Dynamic: Created from formula, following rules of a structure, and bonded with external components to create a new unique component that is “built to desire”.
This is something I have always loved related to models and modeling. I do this, as well as others, manually. However, some things do not have to be manual.
Models, for the most part, are basic structures. They have rules to form and often have specific expectations. For a primitive example (no pun intended), I will use something we all use, daily. A dresser. (Ok, most of us use them daily.)
A dresser has a basic structure. The body which houses the drawers, provides structure for the top, sides, feet and trimmings, and the drawers which provide structure for its own trimmings, face and handles. The over-all structure, itself, confirms to standards that allow it to fit within doorways and provides some form of ergonomics. (Drawers not usually on the floor and deeper drawers being lower.)
For the most-part, this is the generic structure of many other things that are similar. Night-stands, trunks, cabinets, tool-chests, etc…
Though, as we are often inclined to be unique, it is common-practice to make every individual component as separate items, including the trillions of variations that are so subtle, you hardly notice them. Here is where my “suggestion” comes into play…
Just like with the human models, (having that basic structure and rules), other objects can severely gain from this form of “compression”. Saving a morph, as opposed to a duplicate whole model, is a form of compression, using recycling of unchanged components. However, unlike the human models, the models I am talking about would be dynamic themselves. (Human models could be dynamic, but that is a whole cup of tea that I don’t want to try to swallow at the moment.)
Here is the concept, using the dresser, again, as the example.
You select the dresser-form. (Assume it is that specific of an object.)
The dresser has ten inlay styles (3D shapes) available and ten graphic-styles.
The dresser has ten top-trim styles (3D contours), and ten graphic-styles similar to the inlay.
The dresser has five side-trim styles… (the four corners)... ditto to above…
The dresser has seven foot styles…
The dresser face is another component, bonded/inserted into this component…
- The face has options for 1,2,3 stacked rows of drawers
- The face has options for 1,2,3,4,5,6 columns of drawers, in each row
- The individual drawer-spaces have the options to have covers or be left as uncovered space
- There is an option for drawer-gaps
- There is an option for solid-cover drawers (no face and actually just skips this drawer in the column)
Back to the dresser… Now that it has a drawer sub-component to play with…
The dresser-drawers have ten cover-styles… (basic square, trimmed, inlay, rounded, decco…)
The dresser-drawers also have a sub-component style for handles (wood, brass, plastic, knob, latch)
The dresser-drawers also have a sub-component style-position for the handles (Center, left-n-right, three centered)
Optionally, some faces have specific variations. (Being swing-open with hinges, roll-out, being flip-down/up)

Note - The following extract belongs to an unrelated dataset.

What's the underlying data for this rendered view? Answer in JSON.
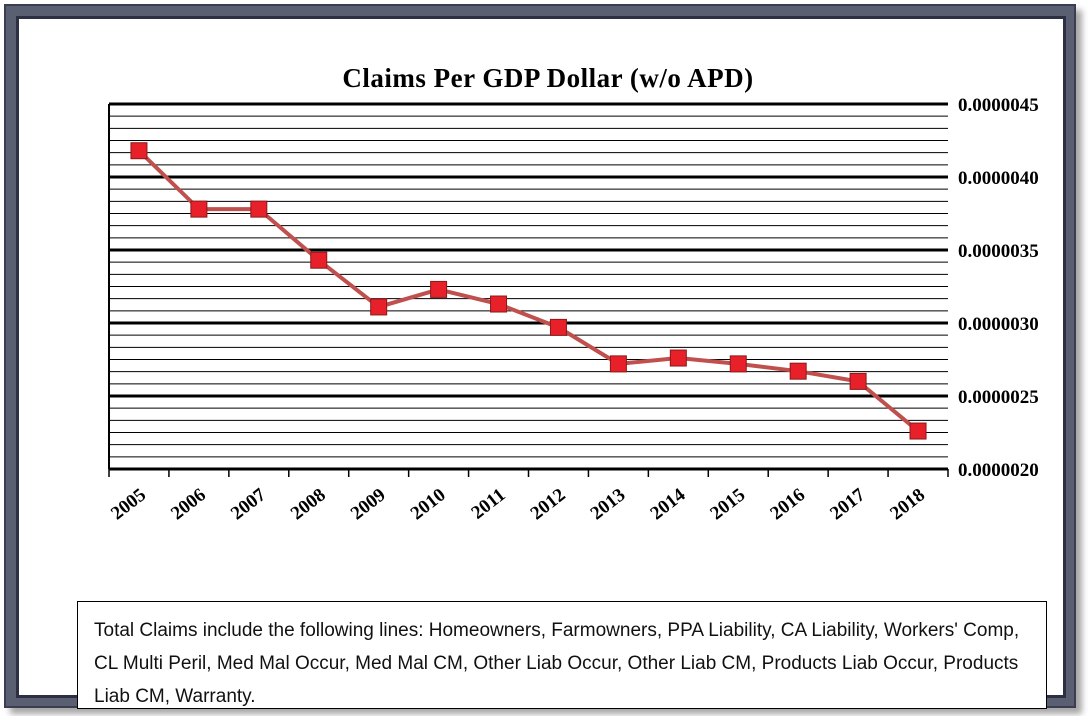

All of the above being one actual formulated object, created from individual components that simply obey structure rules. These also possibly being interactive for manipulation. (Pulling the dresser wide would not just scale it, but optionally create more drawers that auto-fit, based on the style selected. Raising the height would add more rows of drawers instead of just stretching the drawers out of proportion. Keeping all the trims of the same scale, if it was “stretched” instead of “expanded with more drawers”.)
This can not be done with simple morphs, for most of the above… However, it is just a simple “adjustment” in the model to do all of this. The base-model itself (the components that are not “formulated”), consume little space.
In the end, you have one “object” that can be turned into a million possible unique objects/items. This also helps when it comes to making “matching sets” with “similar variations”, as each sub-component is not actually bound to any one model, and can be used anywhere there is a “knob” or “foot” or “inlay-top” or “trim” or “drawer”.
This is actually nothing new. CAD has used something similar to this for years, as-well-as google-sketchup-3D and many other programs. Often they are for stuff just as dull… Stairway generators, foundation generators, roofing generators, kitchen-cabinet generators…
This is also the reason I believe the “base foundations” should be free, with limited base-variations. This gives us the ability to create all the unique individual style components that others can use to “build” what they need, without us having to build a 42-piece matching set of furniture, or knives, or street-signs, or lamps, or… yadda-yadda-yadda…
There is even some cool “helper” options already available in daz, to aid in this. Same with hexagon and all other programs. (The script, nodes, and attaching meta-data that can be used to flag things like expanding segments and locked-scales, etc…)
This would, however, require an actual “registered component ID” and naming-convention, with a similar matched catalog for ease of locating and matching “compatible” stuff and “similar styles”, and “versions”. (Unlike how the catalog is now, where everything is sort-of jumbled into one giant resource. Though, there are flags to isolate things like “V4 compatible”, which is OK, but honestly, anything that specific should be isolated into a catalog only for V4 stuff. This would require a whole area just for dynamic component bases and component parts. You don’t want to search for feet, and get human feet and dresser feet in a general search.)
This could help give DAZ a little more of a tactical advantage over others, if it is done right. Not only for the users, but also for the content creators.